Are we over being good literary citizens? Have writers had enough of supporting publishing platforms?...because it’s good form and expected by their publishing houses but costs in time and money for the writer. Where are the blogs/ reviews from the CEO’s promoting the books? Why does the writer have to promote other writers and reviewers...and bookstores and .... Jane Friedman has a nice response to the above article.
When Mike Shatzkin came out to talk positively about When Authors should Self Publish (minor earthquake in publishing world) and then goes on to ask for submissions from everyone about the next five years in digital publishing where he predicts that Trade publishers will conduct most of their business online... then you have a lot to talk about.
We are 18 months out from the next National Children’s Writers and Illustrators conference and so Mike makes timely reading as we look to work out what issues should be on the hot button list to discuss.
Pick your button… PRESS.
In the Craft Section,
Bob Mayer on The Story Grid - a writer’s tool
Janice Hardy – when you’ve got everything right how do you leap over the line into requested/ bought
When the first book kills the series... Great article on the fine line of writing a first serial book.
In the Marketing Section,
Building audience with bundles... Dave Gaughran’s book bundling experiences.

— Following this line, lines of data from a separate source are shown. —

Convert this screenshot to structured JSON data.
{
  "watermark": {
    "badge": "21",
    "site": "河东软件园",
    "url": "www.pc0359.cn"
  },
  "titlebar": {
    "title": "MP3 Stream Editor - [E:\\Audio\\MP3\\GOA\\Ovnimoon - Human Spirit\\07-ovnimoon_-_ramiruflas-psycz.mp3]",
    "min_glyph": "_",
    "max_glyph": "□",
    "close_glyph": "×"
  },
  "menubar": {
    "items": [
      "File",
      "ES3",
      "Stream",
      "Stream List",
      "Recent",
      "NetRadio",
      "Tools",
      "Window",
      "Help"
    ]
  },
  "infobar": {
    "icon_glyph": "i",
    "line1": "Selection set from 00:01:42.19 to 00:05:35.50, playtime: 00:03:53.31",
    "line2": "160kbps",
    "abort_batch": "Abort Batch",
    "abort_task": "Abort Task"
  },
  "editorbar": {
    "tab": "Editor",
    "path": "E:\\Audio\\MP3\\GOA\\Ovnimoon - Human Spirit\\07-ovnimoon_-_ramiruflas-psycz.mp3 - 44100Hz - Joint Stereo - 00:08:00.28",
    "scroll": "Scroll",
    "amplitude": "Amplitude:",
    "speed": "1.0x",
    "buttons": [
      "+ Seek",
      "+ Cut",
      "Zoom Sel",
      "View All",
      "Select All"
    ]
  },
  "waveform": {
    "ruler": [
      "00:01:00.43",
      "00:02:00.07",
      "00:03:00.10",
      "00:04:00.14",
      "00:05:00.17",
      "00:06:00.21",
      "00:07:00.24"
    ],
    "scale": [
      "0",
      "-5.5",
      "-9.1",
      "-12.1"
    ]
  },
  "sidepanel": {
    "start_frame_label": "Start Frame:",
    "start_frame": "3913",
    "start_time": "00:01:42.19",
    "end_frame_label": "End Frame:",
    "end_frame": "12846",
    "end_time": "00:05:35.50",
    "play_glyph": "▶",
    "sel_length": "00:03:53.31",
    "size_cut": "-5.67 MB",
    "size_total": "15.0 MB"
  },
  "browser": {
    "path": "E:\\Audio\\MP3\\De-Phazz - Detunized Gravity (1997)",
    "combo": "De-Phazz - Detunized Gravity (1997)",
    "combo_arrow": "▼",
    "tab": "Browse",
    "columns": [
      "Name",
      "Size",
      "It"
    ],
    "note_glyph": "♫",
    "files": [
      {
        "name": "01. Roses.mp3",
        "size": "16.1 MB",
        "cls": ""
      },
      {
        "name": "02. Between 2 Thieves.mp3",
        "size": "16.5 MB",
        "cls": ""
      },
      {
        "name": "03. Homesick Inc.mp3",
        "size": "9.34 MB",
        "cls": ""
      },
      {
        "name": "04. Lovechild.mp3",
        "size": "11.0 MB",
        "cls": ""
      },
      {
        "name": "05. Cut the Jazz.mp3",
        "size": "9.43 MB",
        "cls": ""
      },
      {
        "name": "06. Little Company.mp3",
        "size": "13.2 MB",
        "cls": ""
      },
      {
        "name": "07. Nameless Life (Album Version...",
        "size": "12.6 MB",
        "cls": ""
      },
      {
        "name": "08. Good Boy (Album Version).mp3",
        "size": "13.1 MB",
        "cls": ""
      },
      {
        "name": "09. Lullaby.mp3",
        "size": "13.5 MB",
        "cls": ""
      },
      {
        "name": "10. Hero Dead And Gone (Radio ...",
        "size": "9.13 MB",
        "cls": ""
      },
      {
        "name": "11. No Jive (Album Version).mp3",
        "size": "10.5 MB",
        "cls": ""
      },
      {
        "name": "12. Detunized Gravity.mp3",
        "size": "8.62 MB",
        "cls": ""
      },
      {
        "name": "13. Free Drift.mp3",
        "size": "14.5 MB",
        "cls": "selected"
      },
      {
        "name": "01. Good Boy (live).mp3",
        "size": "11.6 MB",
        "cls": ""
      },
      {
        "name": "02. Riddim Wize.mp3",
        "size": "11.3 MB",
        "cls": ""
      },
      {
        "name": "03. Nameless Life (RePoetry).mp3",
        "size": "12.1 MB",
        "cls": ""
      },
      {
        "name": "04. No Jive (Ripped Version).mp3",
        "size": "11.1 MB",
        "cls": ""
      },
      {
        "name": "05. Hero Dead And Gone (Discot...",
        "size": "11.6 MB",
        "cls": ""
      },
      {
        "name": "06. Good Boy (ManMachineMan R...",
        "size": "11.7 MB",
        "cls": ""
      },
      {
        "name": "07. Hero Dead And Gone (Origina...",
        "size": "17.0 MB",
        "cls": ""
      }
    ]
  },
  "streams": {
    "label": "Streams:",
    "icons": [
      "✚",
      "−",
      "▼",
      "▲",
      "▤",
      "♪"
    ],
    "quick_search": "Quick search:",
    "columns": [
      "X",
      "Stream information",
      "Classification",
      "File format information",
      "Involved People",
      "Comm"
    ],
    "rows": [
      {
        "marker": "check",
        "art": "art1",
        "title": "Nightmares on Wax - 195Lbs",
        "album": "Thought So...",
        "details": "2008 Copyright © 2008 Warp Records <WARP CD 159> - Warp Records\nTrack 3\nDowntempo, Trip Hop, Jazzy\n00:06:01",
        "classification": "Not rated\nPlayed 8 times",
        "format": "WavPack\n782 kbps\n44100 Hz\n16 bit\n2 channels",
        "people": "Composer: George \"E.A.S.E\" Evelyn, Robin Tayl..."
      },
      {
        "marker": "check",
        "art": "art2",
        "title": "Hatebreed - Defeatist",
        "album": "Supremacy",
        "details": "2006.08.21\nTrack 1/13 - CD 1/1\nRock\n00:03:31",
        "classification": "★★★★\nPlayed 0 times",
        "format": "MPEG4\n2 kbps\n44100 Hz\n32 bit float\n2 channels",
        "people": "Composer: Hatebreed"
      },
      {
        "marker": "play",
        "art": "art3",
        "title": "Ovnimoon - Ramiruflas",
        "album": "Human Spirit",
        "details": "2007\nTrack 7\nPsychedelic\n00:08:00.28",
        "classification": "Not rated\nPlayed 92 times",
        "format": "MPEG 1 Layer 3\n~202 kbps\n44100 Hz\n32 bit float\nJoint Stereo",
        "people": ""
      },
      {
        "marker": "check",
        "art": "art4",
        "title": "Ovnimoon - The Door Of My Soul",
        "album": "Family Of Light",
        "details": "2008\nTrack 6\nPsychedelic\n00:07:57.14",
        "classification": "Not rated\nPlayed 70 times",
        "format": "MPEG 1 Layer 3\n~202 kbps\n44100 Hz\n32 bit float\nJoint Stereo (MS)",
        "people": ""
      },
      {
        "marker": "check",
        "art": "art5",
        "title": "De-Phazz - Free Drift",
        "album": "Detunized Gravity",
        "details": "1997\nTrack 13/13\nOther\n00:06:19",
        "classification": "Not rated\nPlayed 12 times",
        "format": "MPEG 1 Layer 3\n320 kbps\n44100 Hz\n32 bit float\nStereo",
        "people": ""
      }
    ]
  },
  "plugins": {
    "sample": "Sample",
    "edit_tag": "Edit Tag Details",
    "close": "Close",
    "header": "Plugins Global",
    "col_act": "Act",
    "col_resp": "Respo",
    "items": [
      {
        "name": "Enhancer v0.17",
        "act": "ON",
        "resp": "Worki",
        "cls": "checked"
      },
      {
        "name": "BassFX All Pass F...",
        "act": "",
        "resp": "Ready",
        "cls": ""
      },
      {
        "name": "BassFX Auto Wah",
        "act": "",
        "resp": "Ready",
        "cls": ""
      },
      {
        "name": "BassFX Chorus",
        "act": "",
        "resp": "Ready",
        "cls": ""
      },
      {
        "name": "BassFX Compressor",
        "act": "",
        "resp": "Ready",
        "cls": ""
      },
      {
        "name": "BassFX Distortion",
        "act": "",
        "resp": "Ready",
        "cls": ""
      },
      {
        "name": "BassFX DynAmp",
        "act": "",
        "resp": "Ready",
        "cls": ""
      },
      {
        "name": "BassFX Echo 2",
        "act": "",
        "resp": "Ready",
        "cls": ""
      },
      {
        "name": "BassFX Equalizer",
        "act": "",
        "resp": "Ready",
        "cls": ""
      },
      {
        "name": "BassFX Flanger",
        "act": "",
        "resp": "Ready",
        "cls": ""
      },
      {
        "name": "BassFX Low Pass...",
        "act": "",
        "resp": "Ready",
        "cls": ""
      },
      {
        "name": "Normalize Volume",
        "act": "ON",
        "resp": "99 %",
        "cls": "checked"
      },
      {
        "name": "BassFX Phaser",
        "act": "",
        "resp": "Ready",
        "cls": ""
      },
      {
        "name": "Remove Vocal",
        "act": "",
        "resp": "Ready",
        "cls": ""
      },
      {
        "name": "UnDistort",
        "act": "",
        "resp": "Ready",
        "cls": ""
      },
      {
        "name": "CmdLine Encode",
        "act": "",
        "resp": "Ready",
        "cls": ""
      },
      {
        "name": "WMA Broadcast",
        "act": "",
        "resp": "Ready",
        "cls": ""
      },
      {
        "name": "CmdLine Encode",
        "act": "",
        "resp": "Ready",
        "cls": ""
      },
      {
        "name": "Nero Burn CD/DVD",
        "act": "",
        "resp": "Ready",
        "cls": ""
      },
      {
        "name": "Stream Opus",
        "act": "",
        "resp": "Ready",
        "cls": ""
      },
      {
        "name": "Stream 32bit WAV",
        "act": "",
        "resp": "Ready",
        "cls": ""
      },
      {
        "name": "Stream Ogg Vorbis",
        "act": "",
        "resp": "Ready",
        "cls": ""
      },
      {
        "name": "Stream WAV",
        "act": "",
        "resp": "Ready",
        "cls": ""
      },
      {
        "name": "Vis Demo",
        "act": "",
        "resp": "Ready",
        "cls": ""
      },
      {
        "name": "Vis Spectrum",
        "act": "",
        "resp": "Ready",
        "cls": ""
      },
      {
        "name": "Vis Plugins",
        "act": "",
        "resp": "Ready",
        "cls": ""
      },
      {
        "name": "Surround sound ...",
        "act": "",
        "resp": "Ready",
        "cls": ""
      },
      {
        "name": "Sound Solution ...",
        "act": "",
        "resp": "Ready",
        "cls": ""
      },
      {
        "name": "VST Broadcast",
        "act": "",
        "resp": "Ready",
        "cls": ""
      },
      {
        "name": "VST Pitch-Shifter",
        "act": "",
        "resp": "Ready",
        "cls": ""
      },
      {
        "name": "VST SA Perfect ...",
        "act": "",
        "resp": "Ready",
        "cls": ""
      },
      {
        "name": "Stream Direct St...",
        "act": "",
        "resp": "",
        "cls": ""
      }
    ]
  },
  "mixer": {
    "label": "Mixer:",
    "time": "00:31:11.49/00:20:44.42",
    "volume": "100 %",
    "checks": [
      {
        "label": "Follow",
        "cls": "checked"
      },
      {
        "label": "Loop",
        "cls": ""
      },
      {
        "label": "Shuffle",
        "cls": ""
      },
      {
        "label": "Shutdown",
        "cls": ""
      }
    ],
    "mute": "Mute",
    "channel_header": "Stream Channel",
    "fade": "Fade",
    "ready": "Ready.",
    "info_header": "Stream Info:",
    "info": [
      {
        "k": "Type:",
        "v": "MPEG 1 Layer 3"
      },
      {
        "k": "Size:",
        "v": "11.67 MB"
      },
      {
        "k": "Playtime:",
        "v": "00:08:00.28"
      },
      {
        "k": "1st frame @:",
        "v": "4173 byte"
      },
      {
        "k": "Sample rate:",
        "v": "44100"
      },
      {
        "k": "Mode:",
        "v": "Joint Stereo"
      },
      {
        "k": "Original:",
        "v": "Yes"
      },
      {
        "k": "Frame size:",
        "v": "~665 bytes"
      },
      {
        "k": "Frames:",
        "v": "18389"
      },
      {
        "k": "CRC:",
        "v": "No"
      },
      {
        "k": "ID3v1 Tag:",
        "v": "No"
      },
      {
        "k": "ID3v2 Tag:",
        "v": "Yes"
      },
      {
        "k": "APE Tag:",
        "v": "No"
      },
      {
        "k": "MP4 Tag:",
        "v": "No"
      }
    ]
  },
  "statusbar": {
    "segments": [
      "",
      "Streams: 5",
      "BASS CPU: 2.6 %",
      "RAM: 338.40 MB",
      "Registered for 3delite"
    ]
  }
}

Popular Tumblr’s for readers – how authors are managing Tumblr
This is my 300th post on the Craicer blog, my sixth year of providing a weekly look at the hot topics and trends in publishing. In six years I have seen the publishing world go through huge changes. The amalgamation of publishing houses... the collapse of bookstore chains... the rise of author publishing. Six years ago I would not have predicted the topic of this article from Porter Anderson but it does show how far the publishing pendulum has swung for the author. Predicting where they may be heading to next will continue to be a fascinating weekly hot button on Craicer.